The story enjoyable. (NB The version of this book I read was a translation from German to English by A.W. A book you can get through in a day or so of easy reading.Well worth reading. The style straightforward (and quite similar to George Orwell's style of writing). Wheen, so I can't vouch for any other translations). The prose is excellent.

I strongly recommend AQWF. Remarque makes it clear that, whether they survive the War or not, Paul and friends will never possess the potential that they had before the War. The graphic scene in which Paul spends time in a hospital is also revealing. The scene in which Paul attempts to escape shelling by clawing his way into a freshly-covered grave is devastating.

Roughly eighty years after its publication, All Quiet on the Western Front remains a towering anti-war novel. I wish that all of the world's leaders would read it and reflect on Remarque's message. Paul remarks "A hospital alone shows what war is" (page 160).The power of AQWF makes it easy to see why the Nazis banned the book and stripped Remarque of his German citizenship; Germans who read AQWF certainly would have questioned the militant path Hitler had chosen for their nation. Readers who are interested in what soldiers experience or in the ethical implications of war should read it.AQWF concerns Paul Baumer, a youthful volunteer in the German Army during World War I.

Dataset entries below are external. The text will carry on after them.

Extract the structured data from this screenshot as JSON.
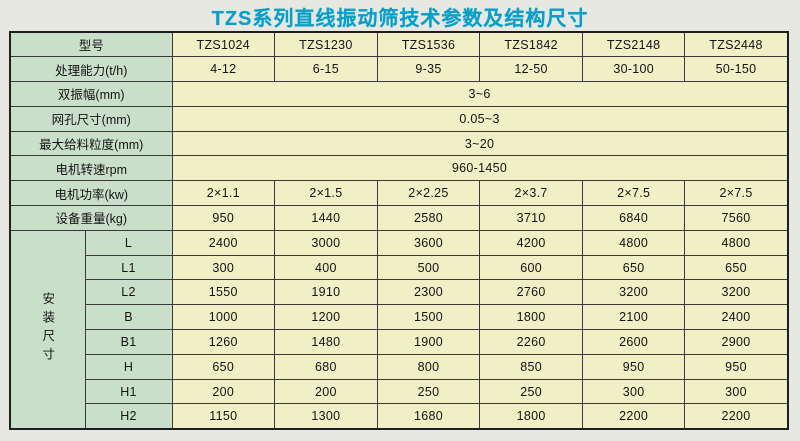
{
  "title": "TZS系列直线振动筛技术参数及结构尺寸",
  "colors": {
    "title_text": "#0a9fc9",
    "label_cell_bg": "#cadfc9",
    "data_cell_bg": "#f0efc6",
    "border": "#3a3a3a",
    "page_bg": "#e6e8e1"
  },
  "table": {
    "model_label": "型号",
    "models": [
      "TZS1024",
      "TZS1230",
      "TZS1536",
      "TZS1842",
      "TZS2148",
      "TZS2448"
    ],
    "param_rows": [
      {
        "label": "处理能力(t/h)",
        "values": [
          "4-12",
          "6-15",
          "9-35",
          "12-50",
          "30-100",
          "50-150"
        ]
      },
      {
        "label": "双振幅(mm)",
        "merged_value": "3~6"
      },
      {
        "label": "网孔尺寸(mm)",
        "merged_value": "0.05~3"
      },
      {
        "label": "最大给料粒度(mm)",
        "merged_value": "3~20"
      },
      {
        "label": "电机转速rpm",
        "merged_value": "960-1450"
      },
      {
        "label": "电机功率(kw)",
        "values": [
          "2×1.1",
          "2×1.5",
          "2×2.25",
          "2×3.7",
          "2×7.5",
          "2×7.5"
        ]
      },
      {
        "label": "设备重量(kg)",
        "values": [
          "950",
          "1440",
          "2580",
          "3710",
          "6840",
          "7560"
        ]
      }
    ],
    "install_group_label": "安装尺寸",
    "install_rows": [
      {
        "label": "L",
        "values": [
          "2400",
          "3000",
          "3600",
          "4200",
          "4800",
          "4800"
        ]
      },
      {
        "label": "L1",
        "values": [
          "300",
          "400",
          "500",
          "600",
          "650",
          "650"
        ]
      },
      {
        "label": "L2",
        "values": [
          "1550",
          "1910",
          "2300",
          "2760",
          "3200",
          "3200"
        ]
      },
      {
        "label": "B",
        "values": [
          "1000",
          "1200",
          "1500",
          "1800",
          "2100",
          "2400"
        ]
      },
      {
        "label": "B1",
        "values": [
          "1260",
          "1480",
          "1900",
          "2260",
          "2600",
          "2900"
        ]
      },
      {
        "label": "H",
        "values": [
          "650",
          "680",
          "800",
          "850",
          "950",
          "950"
        ]
      },
      {
        "label": "H1",
        "values": [
          "200",
          "200",
          "250",
          "250",
          "300",
          "300"
        ]
      },
      {
        "label": "H2",
        "values": [
          "1150",
          "1300",
          "1680",
          "1800",
          "2200",
          "2200"
        ]
      }
    ]
  }
}
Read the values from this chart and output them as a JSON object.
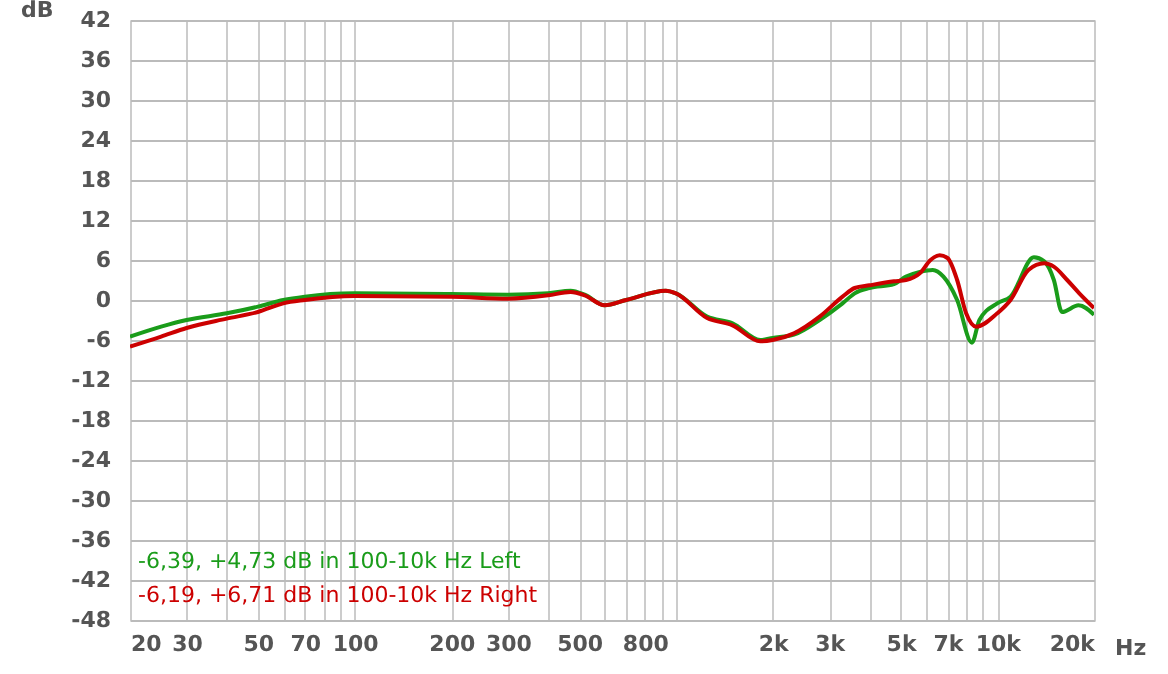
{
  "chart_data": {
    "type": "line",
    "xlabel": "Hz",
    "ylabel": "dB",
    "log": "x",
    "grid": true,
    "line_style": "solid",
    "marker": "none",
    "xlim": [
      20,
      20000
    ],
    "ylim": [
      -48,
      42
    ],
    "xticks": [
      20,
      30,
      {
        "value": 40,
        "label": null
      },
      50,
      {
        "value": 60,
        "label": null
      },
      70,
      {
        "value": 80,
        "label": null
      },
      {
        "value": 90,
        "label": null
      },
      100,
      200,
      300,
      {
        "value": 400,
        "label": null
      },
      500,
      {
        "value": 600,
        "label": null
      },
      {
        "value": 700,
        "label": null
      },
      800,
      {
        "value": 900,
        "label": null
      },
      {
        "value": 1000,
        "label": null
      },
      {
        "value": 2000,
        "label": "2k"
      },
      {
        "value": 3000,
        "label": "3k"
      },
      {
        "value": 4000,
        "label": null
      },
      {
        "value": 5000,
        "label": "5k"
      },
      {
        "value": 6000,
        "label": null
      },
      {
        "value": 7000,
        "label": "7k"
      },
      {
        "value": 8000,
        "label": null
      },
      {
        "value": 9000,
        "label": null
      },
      {
        "value": 10000,
        "label": "10k"
      },
      {
        "value": 20000,
        "label": "20k"
      }
    ],
    "yticks": [
      -48,
      -42,
      -36,
      -30,
      -24,
      -18,
      -12,
      -6,
      0,
      6,
      12,
      18,
      24,
      30,
      36,
      42
    ],
    "series": [
      {
        "color": "#1a9c1a",
        "x": [
          20,
          25,
          30,
          40,
          50,
          60,
          70,
          100,
          200,
          300,
          400,
          470,
          520,
          600,
          700,
          930,
          1000,
          1250,
          1500,
          1830,
          2000,
          2330,
          2800,
          3300,
          3600,
          4000,
          4770,
          5200,
          5740,
          6300,
          6800,
          7500,
          8340,
          8800,
          10000,
          11000,
          13000,
          14000,
          15000,
          15900,
          17900,
          20000
        ],
        "values": [
          -5.5,
          -4,
          -3,
          -2,
          -1,
          0,
          0.5,
          1,
          0.9,
          0.8,
          1,
          1.4,
          0.8,
          -0.8,
          0,
          1.4,
          1,
          -2.5,
          -3.5,
          -6,
          -5.7,
          -5.2,
          -3,
          -0.5,
          1,
          1.8,
          2.4,
          3.5,
          4.2,
          4.5,
          3.5,
          0,
          -6.4,
          -3,
          -0.5,
          0.5,
          6.4,
          5.8,
          3,
          -1.8,
          -0.8,
          -2.2
        ]
      },
      {
        "color": "#cc0000",
        "x": [
          20,
          25,
          30,
          40,
          50,
          60,
          70,
          100,
          200,
          300,
          400,
          470,
          520,
          600,
          700,
          930,
          1000,
          1250,
          1500,
          1830,
          2000,
          2330,
          2800,
          3300,
          3600,
          4000,
          4770,
          5200,
          5740,
          6200,
          6620,
          7000,
          7500,
          8000,
          8600,
          10000,
          11000,
          12500,
          14000,
          15000,
          16500,
          18000,
          20000
        ],
        "values": [
          -7,
          -5.5,
          -4.2,
          -2.8,
          -1.8,
          -0.5,
          0,
          0.6,
          0.5,
          0.2,
          0.7,
          1.2,
          0.7,
          -0.8,
          0,
          1.4,
          1,
          -2.7,
          -3.8,
          -6.2,
          -6,
          -5,
          -2.5,
          0.5,
          1.8,
          2.2,
          2.8,
          3,
          4,
          6,
          6.7,
          6.3,
          3,
          -2,
          -4,
          -2,
          0,
          4.5,
          5.5,
          5,
          3,
          1,
          -1.2
        ]
      }
    ],
    "annotations": [
      "-6,39, +4,73 dB in 100-10k Hz Left",
      "-6,19, +6,71 dB in 100-10k Hz Right"
    ]
  }
}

It is symbolic that Paul and his comrades escape the War by hiding in the graves; Remarque implies that their only release from the horrors of the war will come through death. We might have fewer wars. Remarque focuses his narrative on Paul's perceptions of the War and of his close friends in the German army. "The war has ruined us for everything" (page xiv).Remarque's writing is exceptionally strong, even in translation.